Cisco becomes a storage vendor

Twitter, Facebook, Google+… it’s all over the (social) news

Wednesday September 11 it was all over the news: all my popular news resources mentioned in one way or the other that Cisco is now into storage. The “Software Defined Data Center” buzz word is “buzzing” since the beginning of 2013, at least I didn’t hear much of it before that.

Many companies (including my employer Open Line Consultancy with Storage As A Service and Backup As A Service) already do business this way for years, it’s just that all of a sudden it has a popular name that everybody’s using since this year.
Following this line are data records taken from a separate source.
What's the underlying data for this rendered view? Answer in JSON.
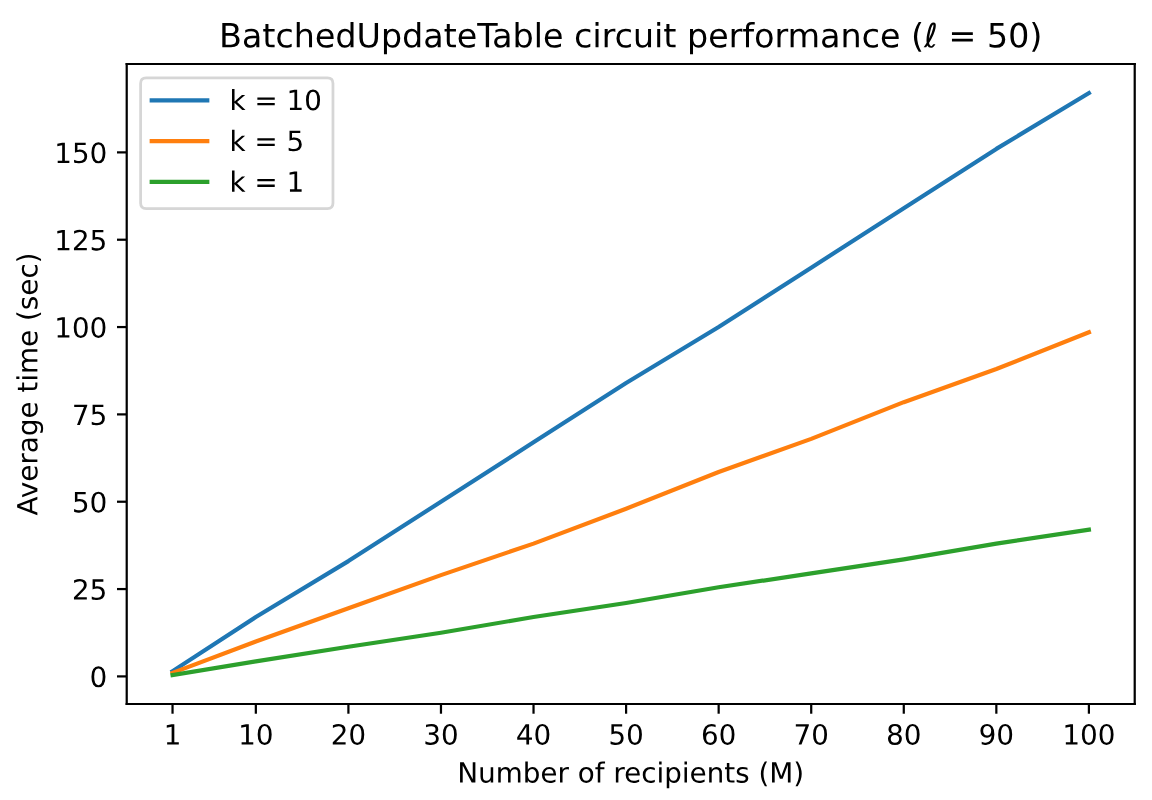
{
  "chart_data": {
    "type": "line",
    "title": "BatchedUpdateTable circuit performance (ℓ = 50)",
    "xlabel": "Number of recipients (M)",
    "ylabel": "Average time (sec)",
    "x": [
      1,
      10,
      20,
      30,
      40,
      50,
      60,
      70,
      80,
      90,
      100
    ],
    "series": [
      {
        "name": "k = 10",
        "color": "#1f77b4",
        "values": [
          1.5,
          17,
          33,
          50,
          67,
          84,
          100,
          117,
          134,
          151,
          167
        ]
      },
      {
        "name": "k = 5",
        "color": "#ff7f0e",
        "values": [
          1,
          10,
          19.5,
          29,
          38,
          48,
          58.5,
          68,
          78.5,
          88,
          98.5
        ]
      },
      {
        "name": "k = 1",
        "color": "#2ca02c",
        "values": [
          0.4,
          4.3,
          8.5,
          12.5,
          17,
          21,
          25.5,
          29.5,
          33.5,
          38,
          42
        ]
      }
    ],
    "xlim": [
      -3.95,
      104.95
    ],
    "ylim": [
      -7.9,
      175.3
    ],
    "xticks": [
      1,
      10,
      20,
      30,
      40,
      50,
      60,
      70,
      80,
      90,
      100
    ],
    "yticks": [
      0,
      25,
      50,
      75,
      100,
      125,
      150
    ],
    "legend": "top left",
    "grid": false,
    "marker": "none",
    "line_style": "solid"
  }
}
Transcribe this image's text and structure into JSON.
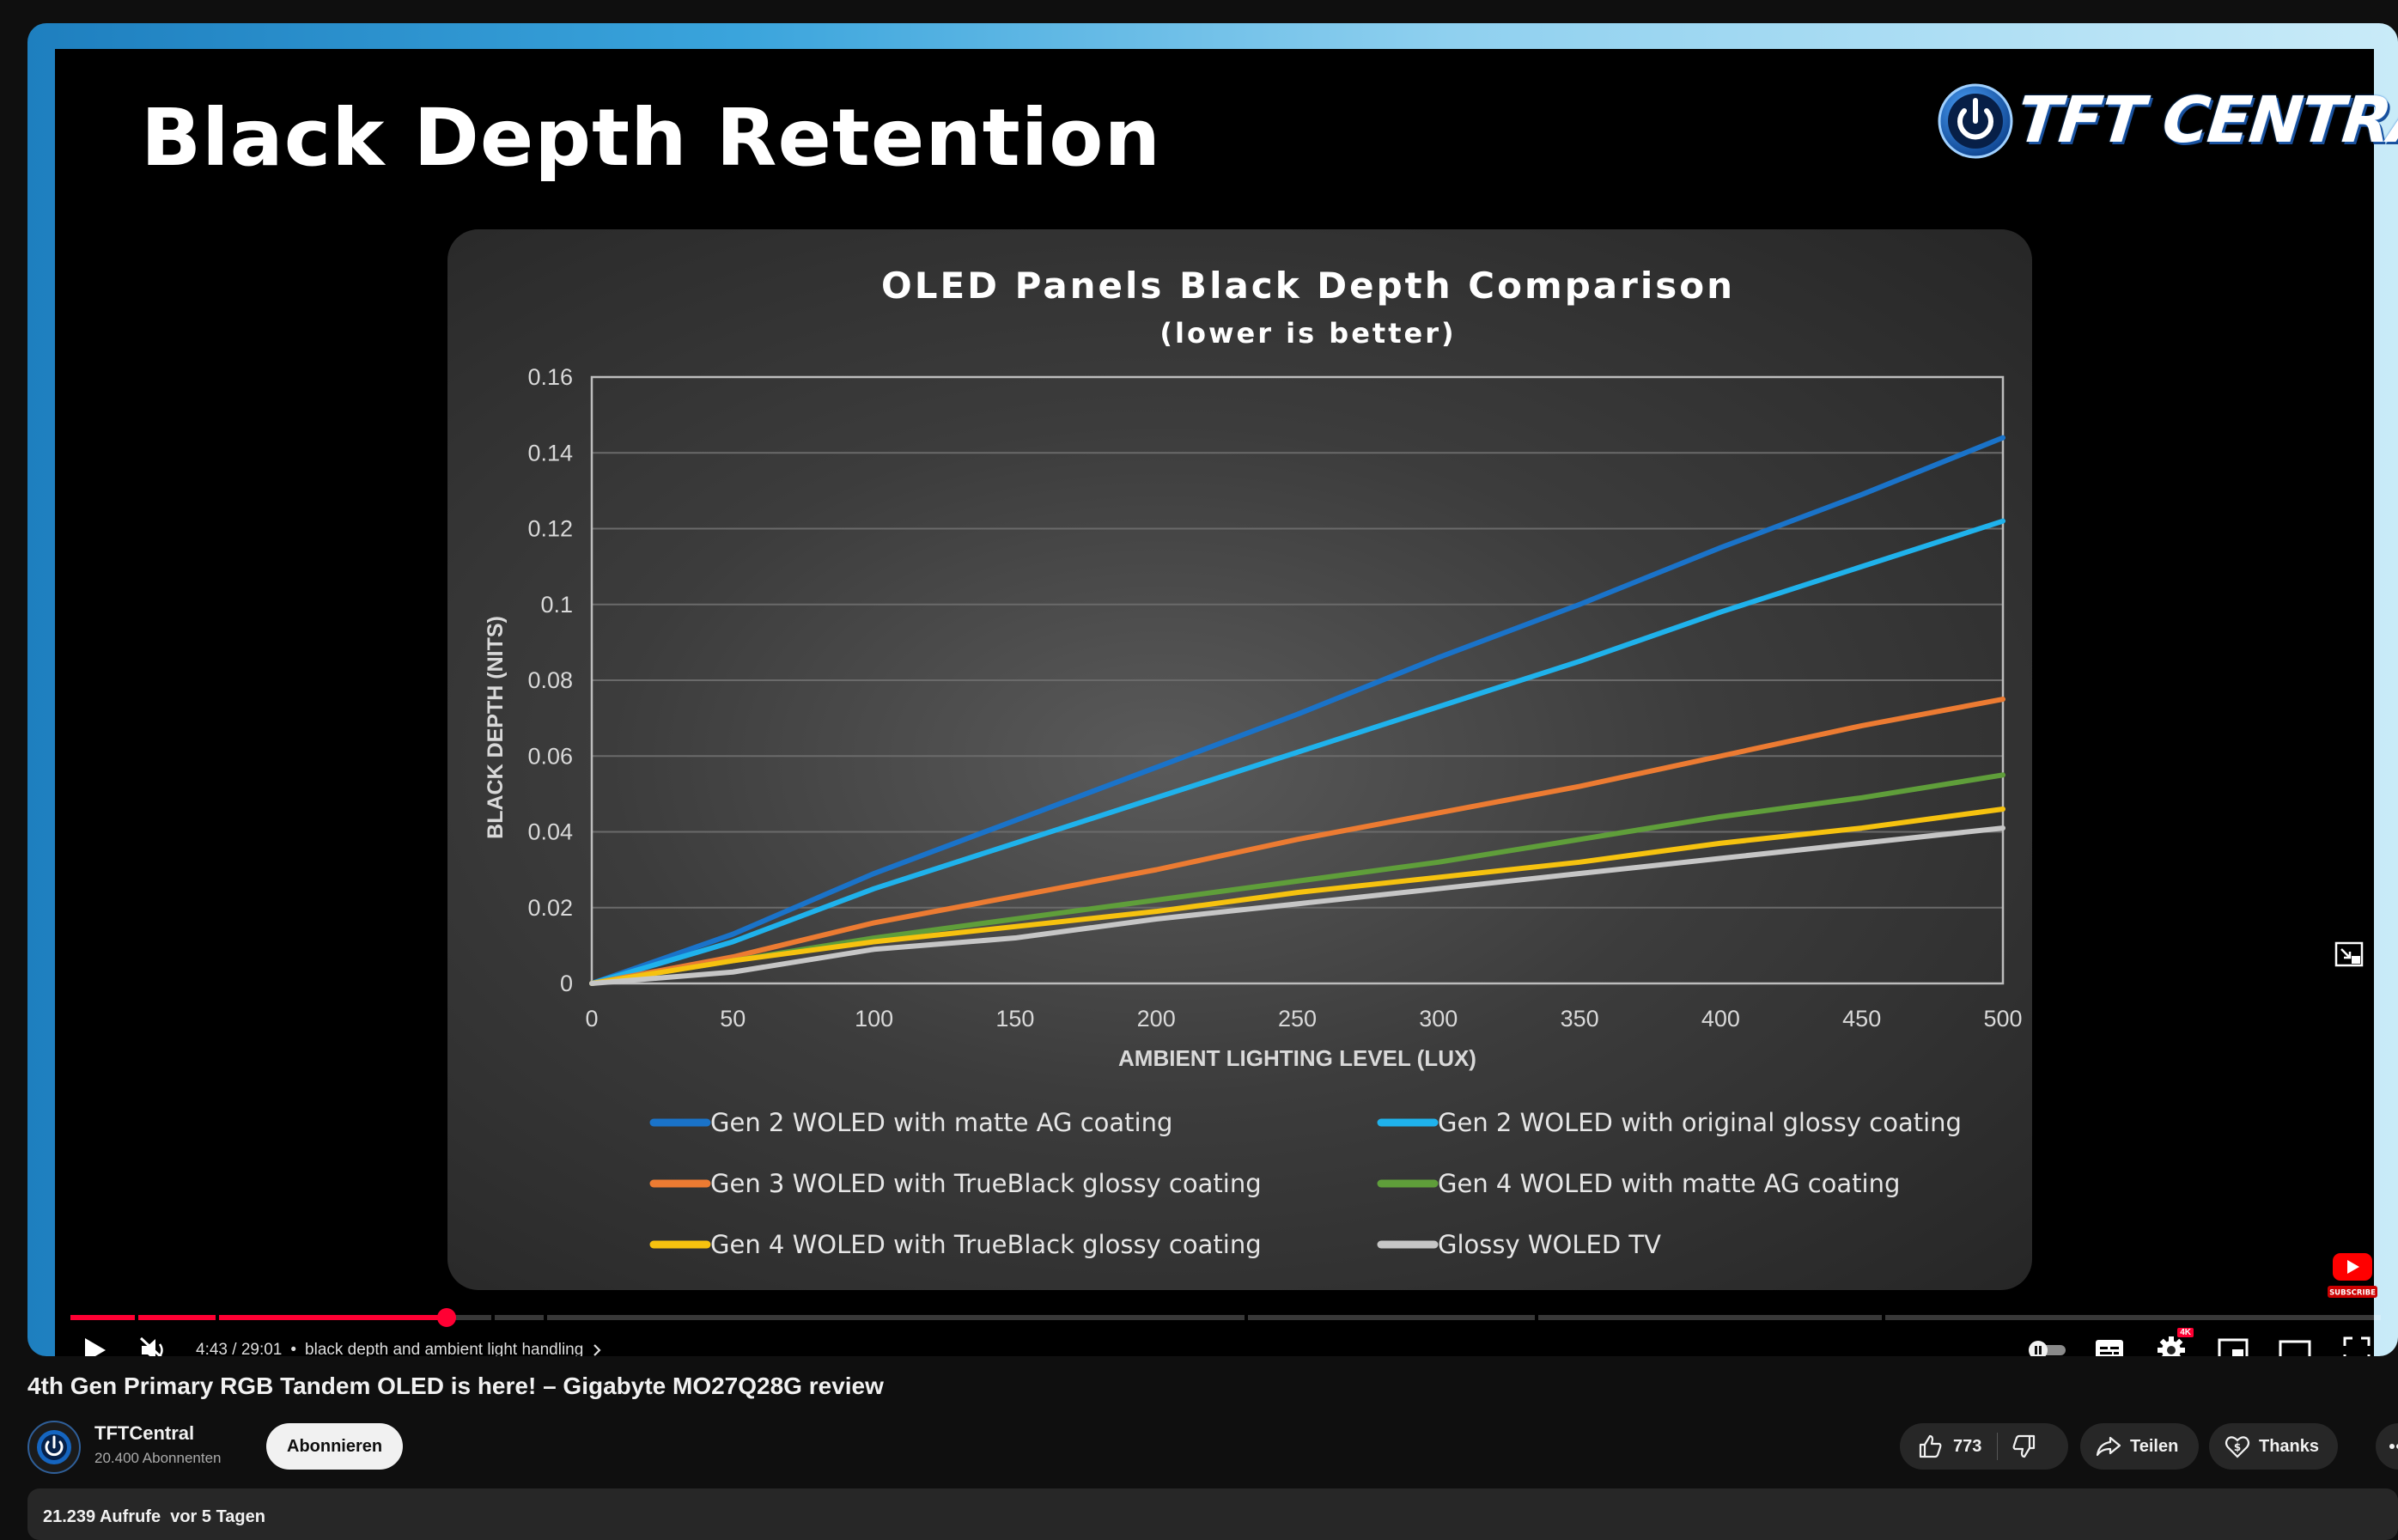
{
  "slide": {
    "title": "Black Depth Retention",
    "logo_text": "TFT CENTRAL",
    "logo_icon": "power-icon"
  },
  "chart_data": {
    "type": "line",
    "title": "OLED Panels Black Depth Comparison",
    "subtitle": "(lower is better)",
    "xlabel": "AMBIENT LIGHTING LEVEL (LUX)",
    "ylabel": "BLACK DEPTH (NITS)",
    "xlim": [
      0,
      500
    ],
    "ylim": [
      0,
      0.16
    ],
    "x_ticks": [
      "0",
      "50",
      "100",
      "150",
      "200",
      "250",
      "300",
      "350",
      "400",
      "450",
      "500"
    ],
    "y_ticks": [
      "0",
      "0.02",
      "0.04",
      "0.06",
      "0.08",
      "0.1",
      "0.12",
      "0.14",
      "0.16"
    ],
    "grid": true,
    "legend_position": "bottom",
    "x": [
      0,
      50,
      100,
      150,
      200,
      250,
      300,
      350,
      400,
      450,
      500
    ],
    "series": [
      {
        "name": "Gen 2 WOLED with matte AG coating",
        "color": "#1a73c9",
        "values": [
          0,
          0.013,
          0.029,
          0.043,
          0.057,
          0.071,
          0.086,
          0.1,
          0.115,
          0.129,
          0.144
        ]
      },
      {
        "name": "Gen 2 WOLED with original glossy coating",
        "color": "#1fb2ec",
        "values": [
          0,
          0.011,
          0.025,
          0.037,
          0.049,
          0.061,
          0.073,
          0.085,
          0.098,
          0.11,
          0.122
        ]
      },
      {
        "name": "Gen 3 WOLED with TrueBlack glossy coating",
        "color": "#ec7b32",
        "values": [
          0,
          0.007,
          0.016,
          0.023,
          0.03,
          0.038,
          0.045,
          0.052,
          0.06,
          0.068,
          0.075
        ]
      },
      {
        "name": "Gen 4 WOLED with matte AG coating",
        "color": "#5f9e3a",
        "values": [
          0,
          0.006,
          0.012,
          0.017,
          0.022,
          0.027,
          0.032,
          0.038,
          0.044,
          0.049,
          0.055
        ]
      },
      {
        "name": "Gen 4 WOLED with TrueBlack glossy coating",
        "color": "#f6c20f",
        "values": [
          0,
          0.006,
          0.011,
          0.015,
          0.019,
          0.024,
          0.028,
          0.032,
          0.037,
          0.041,
          0.046
        ]
      },
      {
        "name": "Glossy WOLED TV",
        "color": "#c6c6c6",
        "values": [
          0,
          0.003,
          0.009,
          0.012,
          0.017,
          0.021,
          0.025,
          0.029,
          0.033,
          0.037,
          0.041
        ]
      }
    ]
  },
  "player": {
    "progress_fraction": 0.1628,
    "chapter_fractions": [
      0.028,
      0.063,
      0.182,
      0.205,
      0.508,
      0.634,
      0.784
    ],
    "time": "4:43 / 29:01",
    "separator": "•",
    "chapter": "black depth and ambient light handling",
    "hd_badge": "4K",
    "subscribe_badge_text": "SUBSCRIBE",
    "accent_color": "#ff0033"
  },
  "video": {
    "title": "4th Gen Primary RGB Tandem OLED is here! – Gigabyte MO27Q28G review",
    "channel": "TFTCentral",
    "subscribers": "20.400 Abonnenten",
    "subscribe_label": "Abonnieren",
    "likes": "773",
    "share_label": "Teilen",
    "thanks_label": "Thanks",
    "views": "21.239 Aufrufe",
    "age": "vor 5 Tagen"
  }
}
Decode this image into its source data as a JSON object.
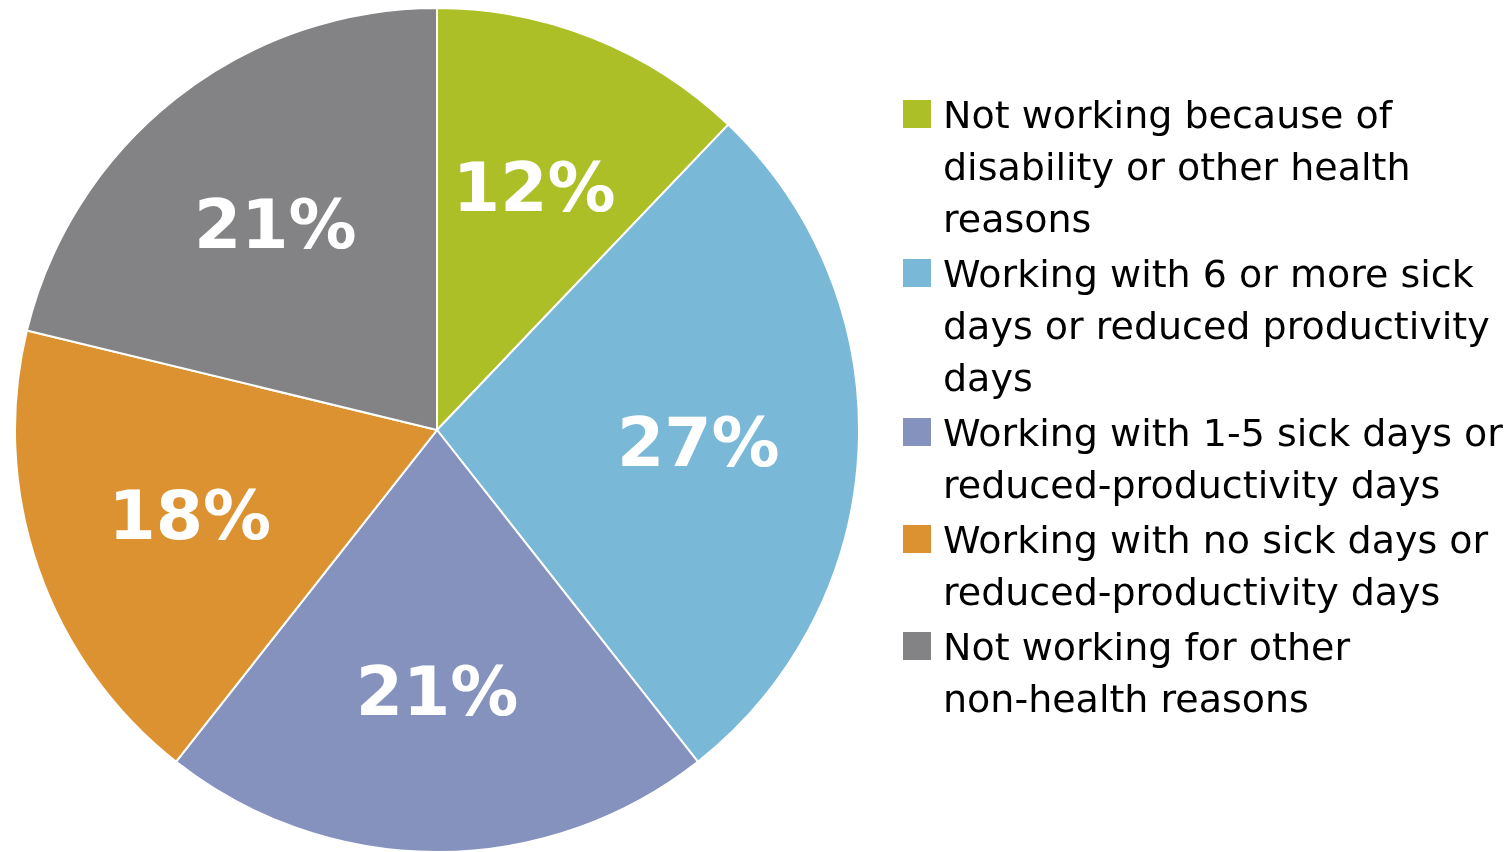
{
  "chart_data": {
    "type": "pie",
    "categories": [
      "Not working because of disability or other health reasons",
      "Working with 6 or more sick days or reduced productivity days",
      "Working with 1-5 sick days or reduced-productivity days",
      "Working with no sick days or reduced-productivity days",
      "Not working for other non-health reasons"
    ],
    "values": [
      12,
      27,
      21,
      18,
      21
    ],
    "colors": [
      "#adbf27",
      "#7ab8d8",
      "#8592bd",
      "#dc9230",
      "#838385"
    ],
    "value_labels": [
      "12%",
      "27%",
      "21%",
      "18%",
      "21%"
    ],
    "legend": "right"
  }
}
But thinking about clouds with automated processes to fine tune and schedule every wish for storage, cpu or memory has really become popular. And with Cisco now acquiring Whiptail, this vendor will now be able to participate in this rising market space.

Cisco acquires Whiptail

So Cisco aquires Whiptail for $415 M (allthingsd.com). Why would they do that? Cisco’s good at all networking activities and since a few years UCS servers as well, but ok, storage? My opinion is that they just want to be able to supply the whole SDDC package. And I also think it’s more targeted at the smaller solutions, compared to the whole deal with EMC where the customer size is probably a bit larger; at least in number of Terabytes of storage, that is.

Cisco’s involvement with EMC and VMware (VSPEX and VCE) isn’t compromised (a lot) though, at least so EMC says. In my honest opinion (IMHO) the Whiptail solution will be used to provide local storage in blade enclosure technology. for the more scalable storage solutions, there’s still EMC to come to the rescue!

A shift in the market

Chad Sakac (EMC) certainly has his opinion ready. Read his article on virtualgeek.typepad.com to see how he thinks about it. It will certainly take some time for Cisco to sell this new product and it will most certainly mean a decrease in the share that EMC’s now taking in this market, but then again, I think that it will also attract the smaller customers that previously weren’t going to buy a Cisco centered solution, and now they just might decide to go for it.